The review of discovery sanction award is under deferential abuse of discretion standard and is subject to reversal only for manifest abuse exceeding bounds of reason. Id. at 1435.  

U.S. Swimming argued that it complied with the court’s order and had the court conducted an in camera viewing of the documents it would have seen that they were produced as kept in usual course of business and the redactions were of information from which the coaches and complainants could be identified.  Therefore, U.S. Swimming argued that it was substantially justified in opposing the motion to compel compliance with the trial court’s order.

U.S. Swimming argued that the trial court abused its discretion in refusing an in camera viewing.  The Court stated that the party seeking an in camera inspection of document to protect privacy has the burden to show good cause for such inspection.  The Court held that the trial court did not abuse its discretion to hold an in camera inspection because U.S. Swimming failed to reasonably apply the protective order safeguarding privacy interests.

The Court proceeded to state that the declarations of U.S. Swimming’s attorney indicate that U.S. Swimming’s interpretation of the protective order was unreasonable.  The term “complainants” was overbroad in that it included whistle blowers who reported alleged coach misconduct and who were not alleged victims or family members.  Furthermore, it misinterpreted phrase “any identifying information” to include locations, member identification numbers, swim clubs, local swimming committees, email addresses of reporting parties, and email addresses to show the complaint was reported (other than people whose responsibility it is to field such complaints).  U.S. Swimming failed to prove that all of this redacted information was necessary to protect the privacy rights of coaches and complainants.

The Court stated that if U.S. Swimming wanted to protect interests of other parties or ability to deduce the identity of the coach or complainant it should have sought a broader protective order to include such parties and limiting the use and dissemination of the disclosed information.

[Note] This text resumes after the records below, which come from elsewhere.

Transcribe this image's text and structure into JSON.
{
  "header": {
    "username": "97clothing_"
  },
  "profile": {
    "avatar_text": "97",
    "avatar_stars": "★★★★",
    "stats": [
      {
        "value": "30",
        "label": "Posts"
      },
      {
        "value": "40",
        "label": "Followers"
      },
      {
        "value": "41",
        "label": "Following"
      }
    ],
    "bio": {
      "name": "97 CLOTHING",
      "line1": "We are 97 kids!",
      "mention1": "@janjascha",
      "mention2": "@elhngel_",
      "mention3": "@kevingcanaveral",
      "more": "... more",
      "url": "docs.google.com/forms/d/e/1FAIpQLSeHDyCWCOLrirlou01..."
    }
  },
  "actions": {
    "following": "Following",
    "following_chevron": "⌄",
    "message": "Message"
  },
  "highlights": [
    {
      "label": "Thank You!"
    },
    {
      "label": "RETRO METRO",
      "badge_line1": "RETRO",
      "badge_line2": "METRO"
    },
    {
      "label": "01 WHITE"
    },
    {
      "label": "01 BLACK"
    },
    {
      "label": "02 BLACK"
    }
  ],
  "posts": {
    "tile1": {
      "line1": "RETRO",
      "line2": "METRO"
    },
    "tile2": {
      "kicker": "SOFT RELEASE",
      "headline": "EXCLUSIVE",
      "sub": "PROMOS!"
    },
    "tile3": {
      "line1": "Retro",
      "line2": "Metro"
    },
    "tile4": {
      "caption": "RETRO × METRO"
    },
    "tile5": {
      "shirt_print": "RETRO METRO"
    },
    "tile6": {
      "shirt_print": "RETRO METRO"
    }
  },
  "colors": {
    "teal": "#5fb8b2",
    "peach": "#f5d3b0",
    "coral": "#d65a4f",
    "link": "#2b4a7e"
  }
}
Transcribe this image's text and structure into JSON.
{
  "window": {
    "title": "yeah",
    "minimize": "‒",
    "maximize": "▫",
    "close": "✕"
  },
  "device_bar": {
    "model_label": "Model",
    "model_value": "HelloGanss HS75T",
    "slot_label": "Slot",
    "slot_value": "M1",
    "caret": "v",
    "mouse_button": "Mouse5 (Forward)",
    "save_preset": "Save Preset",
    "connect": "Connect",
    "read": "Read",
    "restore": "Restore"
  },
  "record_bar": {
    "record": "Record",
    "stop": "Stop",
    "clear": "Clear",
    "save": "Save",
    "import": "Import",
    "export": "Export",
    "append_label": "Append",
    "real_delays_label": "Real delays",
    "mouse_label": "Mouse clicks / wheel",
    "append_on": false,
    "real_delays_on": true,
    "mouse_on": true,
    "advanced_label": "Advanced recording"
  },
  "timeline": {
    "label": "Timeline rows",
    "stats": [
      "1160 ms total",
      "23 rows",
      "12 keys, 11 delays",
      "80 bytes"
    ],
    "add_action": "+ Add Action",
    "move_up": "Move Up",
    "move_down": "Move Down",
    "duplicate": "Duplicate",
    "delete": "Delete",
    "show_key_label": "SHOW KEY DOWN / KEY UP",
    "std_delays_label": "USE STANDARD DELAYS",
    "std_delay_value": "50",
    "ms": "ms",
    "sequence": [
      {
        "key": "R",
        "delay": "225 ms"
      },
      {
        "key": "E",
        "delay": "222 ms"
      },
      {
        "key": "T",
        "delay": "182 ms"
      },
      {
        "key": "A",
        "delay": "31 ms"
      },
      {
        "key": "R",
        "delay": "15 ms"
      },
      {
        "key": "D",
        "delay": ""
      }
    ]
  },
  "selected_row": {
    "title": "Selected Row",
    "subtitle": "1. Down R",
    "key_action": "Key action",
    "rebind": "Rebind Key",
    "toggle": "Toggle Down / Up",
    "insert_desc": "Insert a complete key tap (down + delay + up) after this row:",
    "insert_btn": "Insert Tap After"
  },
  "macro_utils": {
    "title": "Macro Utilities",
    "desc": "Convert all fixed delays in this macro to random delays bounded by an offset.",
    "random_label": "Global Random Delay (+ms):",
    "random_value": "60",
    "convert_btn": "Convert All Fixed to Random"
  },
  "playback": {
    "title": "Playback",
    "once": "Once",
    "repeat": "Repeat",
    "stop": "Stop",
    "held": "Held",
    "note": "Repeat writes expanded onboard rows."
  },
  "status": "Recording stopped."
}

Stating this, the Court affirmed the sanction award.

Lesson to Learn.

If you believe that the information sought from your client violates your client’s or third party right of privacy make sure that your protective order is broad enough to cover all persons whose privacy you seek to protect and if that is not sufficient immediately seek extraordinary writ relief to prevent discovery of such information.  (See Valley Bank of Nevada v. Superior Court (1975) 12 Cal.3d 652) Because once there is discovery order ordering production of documents the only route is to produce them since no appeal of such order is available.